Son iki gündür; İlköğretim Okullarından birindeyim...Okul bahçesi, rengarenk çiçeklerle dolu... Minik, masum çocuklarımız cıvıl cıvıl kuşlar gibi adeta...
Her bir  anne ve babanın özenle hazırlayıp, eğitim - öğretim için gönderdikleri  hayatın ırmağının sevgili öğrencilerimizi görmek hoşnutluk veriyor insanın içine...
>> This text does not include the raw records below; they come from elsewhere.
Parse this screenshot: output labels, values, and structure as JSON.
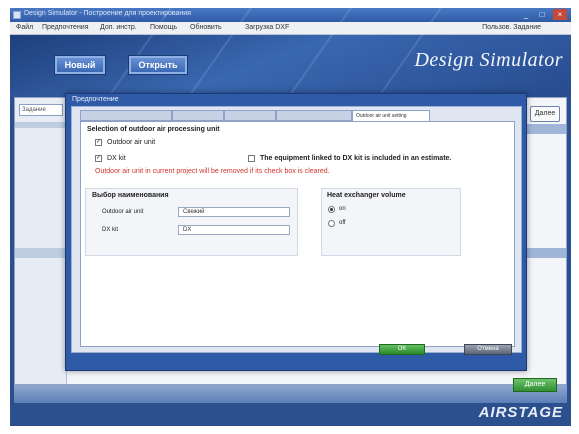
{
  "window": {
    "title": "Design Simulator - Построение для проектирования",
    "controls": [
      "_",
      "□",
      "×"
    ]
  },
  "menu": {
    "items": [
      "Файл",
      "Предпочтения",
      "Доп. инстр.",
      "Помощь",
      "Обновить",
      "Загрузка DXF"
    ],
    "user": "Пользов. Задание"
  },
  "banner": {
    "new_label": "Новый",
    "open_label": "Открыть",
    "logo": "Design Simulator"
  },
  "sidebar": {
    "tab_label": "Задание",
    "row_label": "Выбор"
  },
  "right_button": "Далее",
  "dialog": {
    "title": "Предпочтение",
    "tabs": [
      "",
      "",
      "",
      "",
      "Outdoor air unit setting"
    ],
    "section_title": "Selection of outdoor air processing unit",
    "outdoor_air_unit_label": "Outdoor air unit",
    "dx_kit_label": "DX kit",
    "equipment_note": "The equipment linked to DX kit is included in an estimate.",
    "warning": "Outdoor air unit in current project will be removed if its check box is cleared.",
    "naming": {
      "title": "Выбор наименования",
      "outdoor_air_unit_label": "Outdoor air unit",
      "outdoor_air_unit_value": "Свежий",
      "dx_kit_label": "DX kit",
      "dx_kit_value": "DX"
    },
    "heat_exchanger": {
      "title": "Heat exchanger volume",
      "options": [
        "on",
        "off"
      ],
      "selected": "on"
    },
    "ok_label": "OK",
    "cancel_label": "Отмена"
  },
  "footer": {
    "next_label": "Далее",
    "brand": "AIRSTAGE"
  },
  "colors": {
    "window_blue": "#2c4f8d",
    "dialog_blue": "#2e5aa8",
    "ok_green": "#2a8a2a",
    "warning_red": "#d2342a"
  }
}
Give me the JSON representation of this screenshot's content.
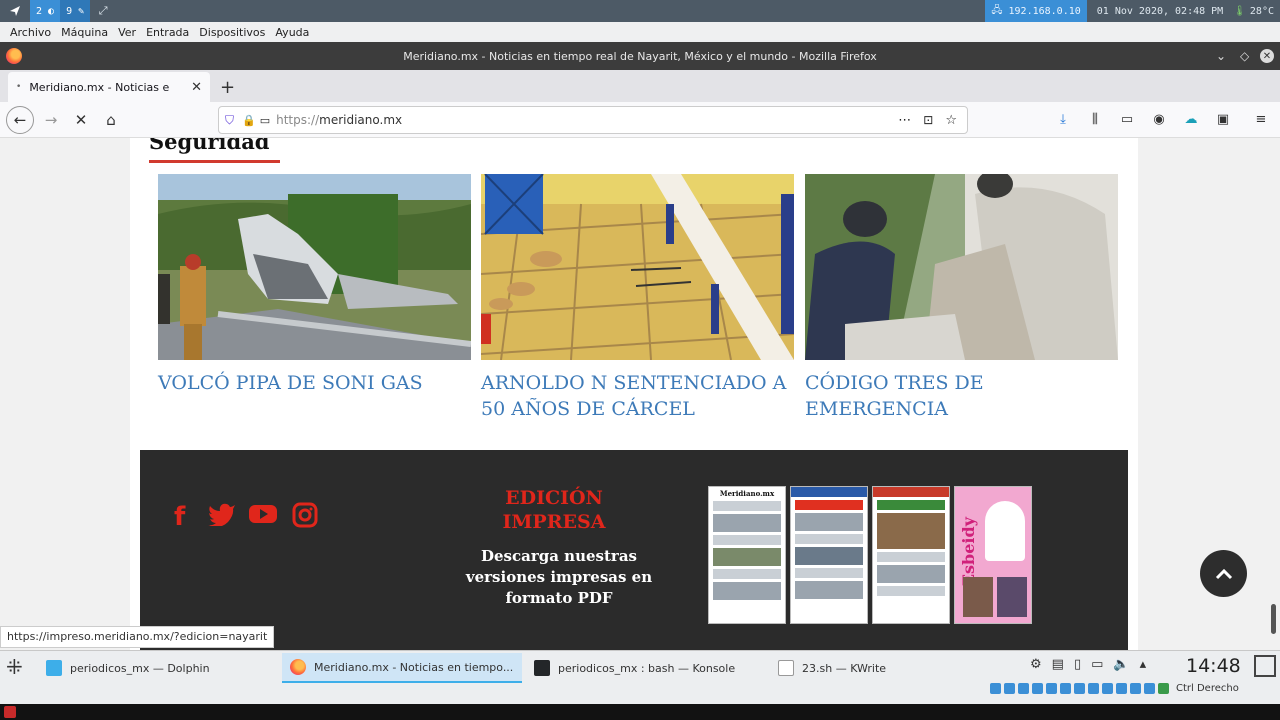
{
  "vm_panel": {
    "ws1": "2",
    "ws2": "9",
    "ip": "192.168.0.10",
    "datetime": "01 Nov 2020, 02:48 PM",
    "temp": "28°C"
  },
  "vm_menu": [
    "Archivo",
    "Máquina",
    "Ver",
    "Entrada",
    "Dispositivos",
    "Ayuda"
  ],
  "window_title": "Meridiano.mx - Noticias en tiempo real de Nayarit, México y el mundo - Mozilla Firefox",
  "tab": {
    "label": "Meridiano.mx - Noticias e"
  },
  "url": {
    "proto": "https://",
    "host": "meridiano.mx"
  },
  "page": {
    "section_title": "Seguridad",
    "news": [
      {
        "title": "VOLCÓ PIPA DE SONI GAS"
      },
      {
        "title": "ARNOLDO N SENTENCIADO A 50 AÑOS DE CÁRCEL"
      },
      {
        "title": "CÓDIGO TRES DE EMERGENCIA"
      }
    ],
    "footer": {
      "edicion": "EDICIÓN IMPRESA",
      "descarga": "Descarga nuestras versiones impresas en formato PDF",
      "paper_labels": [
        "Meridiano.mx",
        "",
        "",
        "Esbeidy"
      ]
    }
  },
  "status_url": "https://impreso.meridiano.mx/?edicion=nayarit",
  "taskbar": {
    "tasks": [
      {
        "label": "periodicos_mx — Dolphin"
      },
      {
        "label": "Meridiano.mx - Noticias en tiempo..."
      },
      {
        "label": "periodicos_mx : bash — Konsole"
      },
      {
        "label": "23.sh — KWrite"
      }
    ],
    "clock": "14:48",
    "tray_text": "Ctrl Derecho"
  },
  "colors": {
    "accent": "#3b8fd6",
    "brand_red": "#e0261b",
    "link_blue": "#3d7ab8"
  }
}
Bu yıl ikinci sınıfta okumakta olan öğrencilerimize aynı sevinci yaşayamadım... O da  ayrı bir üzüntü... ! Çünkü; geçen yılın 60 aylık olma cezası gibi; ''hayatın ilk süprizi '' ile karşılaştılar... Hala ,okul öncesi fiziğine ait ince, narin yapılarıyla; bir annenin karnındaki yaşam hareketleri gibi, hayatın ağır okul çantalarıyla uyum zorluğuna alışmaya çalışıyorlardı. 
Bu masum öğrencileri biraz gözlemleyince ayrı bir üzüntü daha yaşadım. Evet; iddia ediyorum, öğretmenlerimiz kendileriyle yarışmadan egolarına yenik düşmüş, yan sınıftaki öğretmen  meslektaşlarıyla yarışıyorlar... Ve; o sonu ne olacağı belli olmayan skordaki, öğrencilerimizin hepsini birer yarış atı gibi görmek beni üzüntüye boğdu...
Sevgili MEB eğitimcileri,''öğretmenliği'' unutmuşlar.! Sadece zil sesine odaklanmışlar. Ve; zil sesine kadar; konuşup, bağırıp, okuyup geçiyorlar...!
Hiçbir teknik materyaller kullanılmıyor.!
İşitsel eğitim klasikliği ile, ses yüksekliği altında çocuklar, ''Psiko Şiddet'' altında öğretmenin gülmeyen, sevimsiz asık yüzü ile minik yüreklerin elleri titriyor. Çırpınıyor masum kalpleri tahta başında...!
 
Birde çanta dolusu kitap defter ve olabildiğine öç alırcasına yarışan öğretmenlerin kendilerini, ''iyi ,başarılı öğretmen gösterme  egoları'' ile gece yarısına kadar ödev ödev ödev...!
Gecenin, kopkoyu karanlığına kadar, ödev yapmak zorunda kalan çocuklarımız ve rehberlik yapmaya çalışan eğitim sisteminin mağdur anne ve babaları ile hangi ''aile olgusunda'' sıcak sohbetler yapılabilinir ki?
Anne - baba kuzusu, oyun dönemine doymayan öğrencilerin okşanıp, sevilmesi gerekirken; sınıf kapısından yükselen, çığlıklar ise şiddet acısı kadar, ''Sevgi Ses Yoksunu, Sevgi Ayıbı'' eğitimcilerimizin sesi, hala kulağımda çınlıyorsa; İlköğretim öğrencilerinin, gece kabuslarını, altını ıslatma, tırnak kemirme, içe dönüklüğünü, agresifliğini ve bilinçaltı arşivlerinin gürültü ve korku ile dolgunluğunu düşünemiyorum..!
Sayın Milli Eğitim Bakanımızın; acilen öğretmenlerimize psikoloji, pedagoji seminerleri düzenleyip ve yönetmeliğe aykırı olan ''EV ÖDEVİ'' siparişlerini iptal etmelerini rica ediyorum...
Ruh sağlığı sağlam çocuklarımıza, ''Okul ve Öğretmen Fobisi'' oluşmadan buna bir an önce müdahale edilsin.. Siyasetten, çok daha önemli çocuklarımız ve psikolojileri...!!!